Legally Blonde is full of idiosyncrasies and to watch it is something akin to eating a jelly donut that’s somehow got chunks of beef, marshmallow, and celery in there, making every bite a surprise and the entire experience a disorienting one, albeit entertaining. Because what else can you say about a film that has likable characters, solid central performances and the easy-breezy vibes of early 2000s comedy?
Reese Witherspoon is iconic as Elle Woods. California blonde, sorority queen, material gurl, and cruising towards trophy wife as she’s all but assured her generic white boy boyfriend with political aspirations (of course) is immently going to ask her to marry him. Her beau, however, has different plans, and in an oily exchange he lets her know that while college has been a barrel of laughs, his future aspirations require a different kind of woman on his arm. A topless Porsche is a lot of fun to go fast in, but you can’t leave it parked outside the governor’s mansion.
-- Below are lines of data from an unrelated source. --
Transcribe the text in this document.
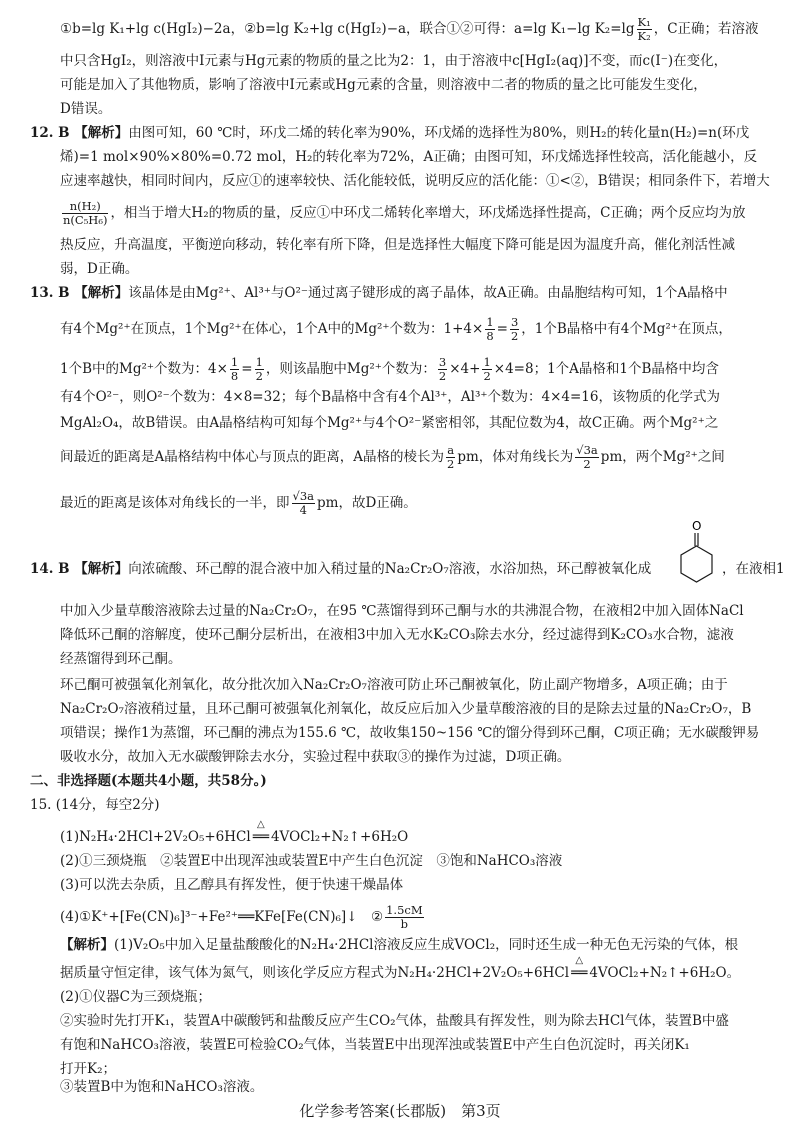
①b=lg K₁+lg c(HgI₂)−2a，②b=lg K₂+lg c(HgI₂)−a，联合①②可得：a=lg K₁−lg $K_2=\lg \frac{\text{K₁}}{\text{K₂}}$ ，C正确；若溶液
中只含HgI₂，则溶液中I元素与Hg元素的物质的量之比为2：1，由于溶液中c[HgI₂(aq)]不变，而c(I⁻)在变化，
可能是加入了其他物质，影响了溶液中I元素或Hg元素的含量，则溶液中二者的物质的量之比可能发生变化，
D错误。
12. B 【解析】由图可知，60 ℃时，环戊二烯的转化率为90%，环戊烯的选择性为80%，则H₂的转化量n(H₂)=n(环戊
烯)=1 mol×90%×80%=0.72 mol，H₂的转化率为72%，A正确；由图可知，环戊烯选择性较高，活化能越小，反
应速率越快，相同时间内，反应①的速率较快、活化能较低，说明反应的活化能：①<②，B错误；相同条件下，若增大
$\frac{\text{n(H₂)}}{\text{n(C₅H₆)}}$ ，相当于增大H₂的物质的量，反应①中环戊二烯转化率增大，环戊烯选择性提高，C正确；两个反应均为放
热反应，升高温度，平衡逆向移动，转化率有所下降，但是选择性大幅度下降可能是因为温度升高，催化剂活性减
弱，D正确。
13. B 【解析】该晶体是由Mg²⁺、Al³⁺与O²⁻通过离子键形成的离子晶体，故A正确。由晶胞结构可知，1个A晶格中
有4个Mg²⁺在顶点，1个Mg²⁺在体心，1个A中的Mg²⁺个数为：$1+4\times \frac{1}{8} = \frac{3}{2}$ ，1个B晶格中有4个Mg²⁺在顶点，
1个B中的Mg²⁺个数为：$4\times \frac{1}{8} = \frac{1}{2}$ ，则该晶胞中Mg²⁺个数为： $\frac{3}{2} \times 4+ \frac{1}{2} \times 4=8$；1个A晶格和1个B晶格中均含
有4个O²⁻，则O²⁻个数为：4×8=32；每个B晶格中含有4个Al³⁺，Al³⁺个数为：4×4=16，该物质的化学式为
MgAl₂O₄，故B错误。由A晶格结构可知每个Mg²⁺与4个O²⁻紧密相邻，其配位数为4，故C正确。两个Mg²⁺之
间最近的距离是A晶格结构中体心与顶点的距离，A晶格的棱长为 $\frac{a}{2}$ pm，体对角线长为 $\frac{√3a}{2}$ pm，两个Mg²⁺之间
最近的距离是该体对角线长的一半，即 $\frac{√3a}{4}$ pm，故D正确。
O
14. B 【解析】向浓硫酸、环己醇的混合液中加入稍过量的Na₂Cr₂O₇溶液，水浴加热，环己醇被氧化成	，在液相1
中加入少量草酸溶液除去过量的Na₂Cr₂O₇，在95 ℃蒸馏得到环己酮与水的共沸混合物，在液相2中加入固体NaCl
降低环己酮的溶解度，使环己酮分层析出，在液相3中加入无水K₂CO₃除去水分，经过滤得到K₂CO₃水合物，滤液
经蒸馏得到环己酮。
环己酮可被强氧化剂氧化，故分批次加入Na₂Cr₂O₇溶液可防止环己酮被氧化，防止副产物增多，A项正确；由于
Na₂Cr₂O₇溶液稍过量，且环己酮可被强氧化剂氧化，故反应后加入少量草酸溶液的目的是除去过量的Na₂Cr₂O₇，B
项错误；操作1为蒸馏，环己酮的沸点为155.6 ℃，故收集150~156 ℃的馏分得到环己酮，C项正确；无水碳酸钾易
吸收水分，故加入无水碳酸钾除去水分，实验过程中获取③的操作为过滤，D项正确。
二、非选择题(本题共4小题，共58分。)
15. (14分，每空2分)
(1)N₂H₄·2HCl+2V₂O₅+6HCl
△
══ 4VOCl₂+N₂↑+6H₂O
(2)①三颈烧瓶　②装置E中出现浑浊或装置E中产生白色沉淀　③饱和NaHCO₃溶液
(3)可以洗去杂质，且乙醇具有挥发性，便于快速干燥晶体
(4)①K⁺+[Fe(CN)₆]³⁻+Fe²⁺══KFe[Fe(CN)₆]↓　② $\frac{1.5cM}{b}$
【解析】(1)V₂O₅中加入足量盐酸酸化的N₂H₄·2HCl溶液反应生成VOCl₂，同时还生成一种无色无污染的气体，根
据质量守恒定律，该气体为氮气，则该化学反应方程式为N₂H₄·2HCl+2V₂O₅+6HCl
△
══ 4VOCl₂+N₂↑+6H₂O。
(2)①仪器C为三颈烧瓶；
②实验时先打开K₁，装置A中碳酸钙和盐酸反应产生CO₂气体，盐酸具有挥发性，则为除去HCl气体，装置B中盛
有饱和NaHCO₃溶液，装置E可检验CO₂气体，当装置E中出现浑浊或装置E中产生白色沉淀时，再关闭K₁
打开K₂；
③装置B中为饱和NaHCO₃溶液。
化学参考答案(长郡版)　第3页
So he heads to Harvard Law School, and leaves her heartbroken, at least for a little while, until the obvious solution appears to her: get into Harvard Law School, prove she’s the “type” of woman Alf Lauren wants, and win him back. From then on, Elle must overcome all kinds of prejudices to break into the boy’s club and stay there, as college counselors, admission officers, dusty profs and high-priced lawyers all second-guess every sentence that leaves her lips. In the process, she realizes there’s more to her than whoever’s wife she’ll be… or is there?
Elle’s struggles read like a feminist manifesto, but it’s written on the back of a Barbie, and while Legally Blonde handles #MeToo, unjust practices by higher learning institutions, and misogyny with apparent ease (and decades before those topics caught traction) its overall dramatic execution is vapid and perpetuates a lot of similar stereotypes. It’s like watching someone you disagree with vehemently make good points.
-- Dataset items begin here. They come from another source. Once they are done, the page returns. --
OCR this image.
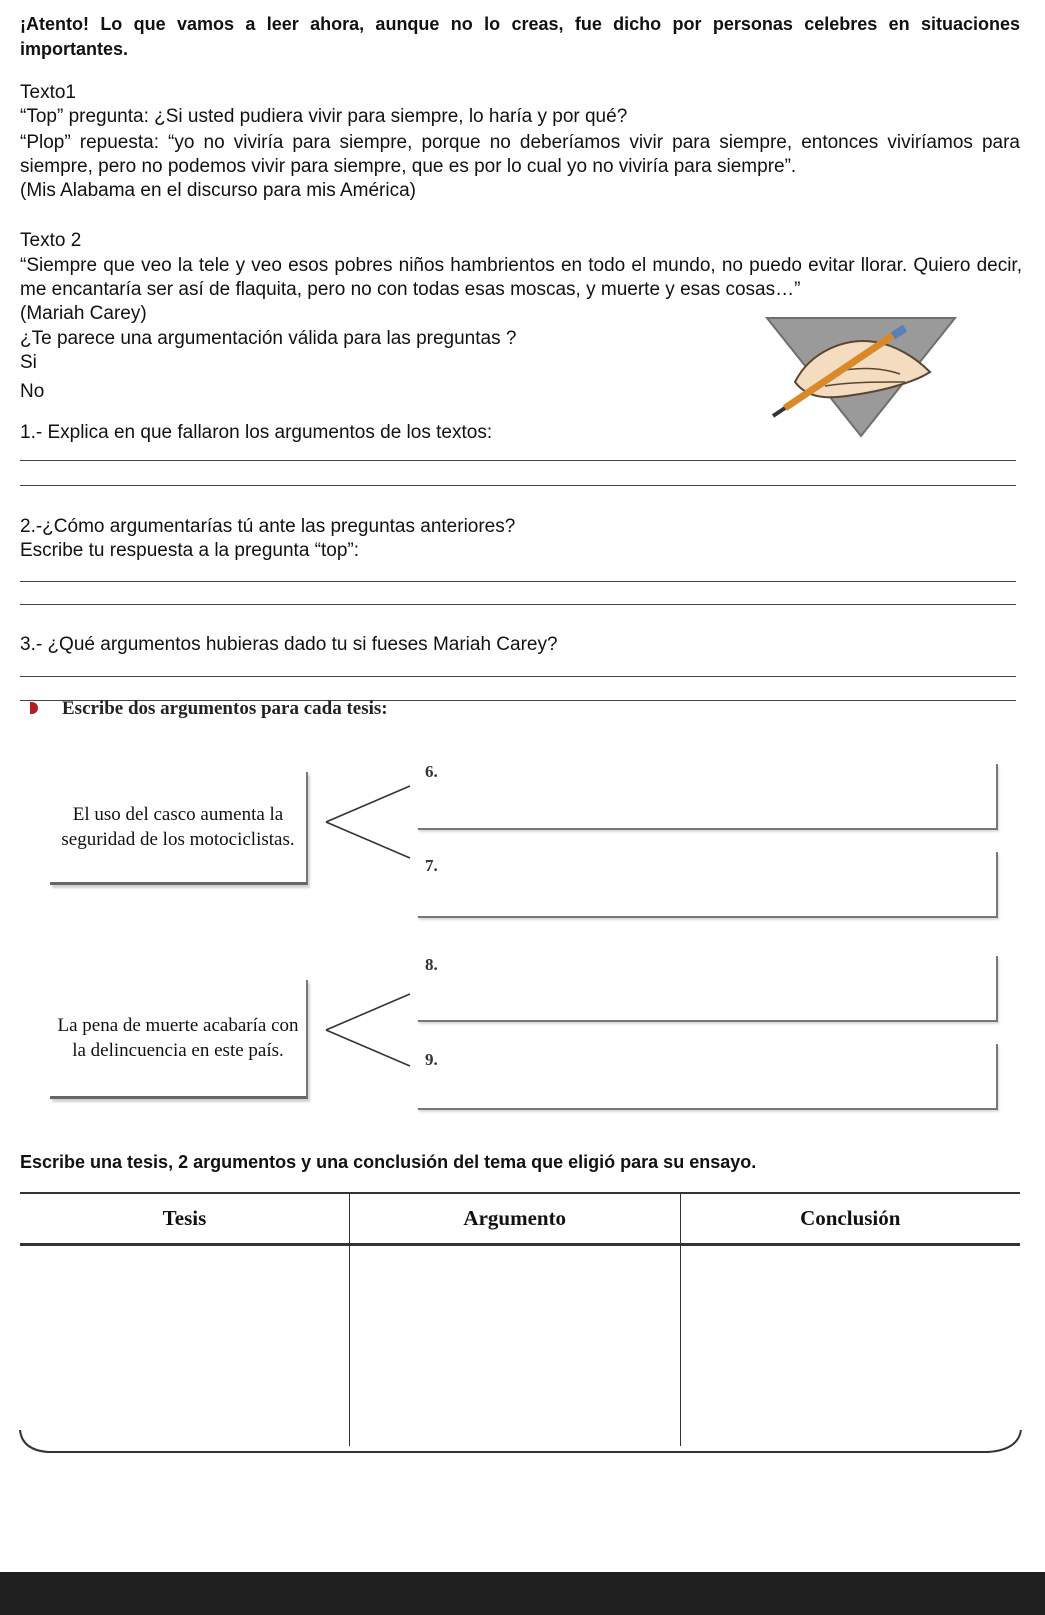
¡Atento! Lo que vamos a leer ahora, aunque no lo creas, fue dicho por personas celebres en situaciones importantes.
Texto1
“Top” pregunta: ¿Si usted pudiera vivir para siempre, lo haría y por qué?
“Plop” repuesta: “yo no viviría para siempre, porque no deberíamos vivir para siempre, entonces viviríamos para siempre, pero no podemos vivir para siempre, que es por lo cual yo no viviría para siempre”.
(Mis Alabama en el discurso para mis América)
Texto 2
“Siempre que veo la tele y veo esos pobres niños hambrientos en todo el mundo, no puedo evitar llorar. Quiero decir, me encantaría ser así de flaquita, pero no con todas esas moscas, y muerte y esas cosas…”
(Mariah Carey)
¿Te parece una argumentación válida para las preguntas ?
Si
No
1.- Explica en que fallaron los argumentos de los textos:
2.-¿Cómo argumentarías tú ante las preguntas anteriores?
Escribe tu respuesta a la pregunta “top”:
3.- ¿Qué argumentos hubieras dado tu si fueses Mariah Carey?
Escribe dos argumentos para cada tesis:
El uso del casco aumenta la seguridad de los motociclistas.
6.
7.
La pena de muerte acabaría con la delincuencia en este país.
8.
9.
Escribe una tesis, 2 argumentos y una conclusión del tema que eligió para su ensayo.
Tesis	Argumento	Conclusión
No film’s quality (or lack thereof) was ever assured by political outlook, or the “importance” of its message. Movies with bad politics can still be good movies, just as bad movies can have good politics. Legally Blonde is the rare movie that accomplishes both.
There’s a lot more to Legally Blonde than whatever you make of its messages though. Luke Wilson is benignly charming as teaching assistant/lawyer Emmett and Selma Blair has an enviable stink face as Vivian, the dark-haired nemesis of Elle. Wilson’s chilled and affable energy calms the waters between the two leading women and his chemistry with Witherspoon is hard to deny. Witherspoon remains the star though, the commitment to the bit of Elle and subsequent wattage of her performance is blinding and one for the ages.
Jennifer Coolidge rounds out a cast of comedic overachievers that ensure no scene in Legally Blonde is dull, making for a comfortable ride throughout. Add to that the immaculate millennium vibes and you have a snapshot of a time and place that deserves its place in posterity, if only for the Rorschach inkblot it will present to future generations.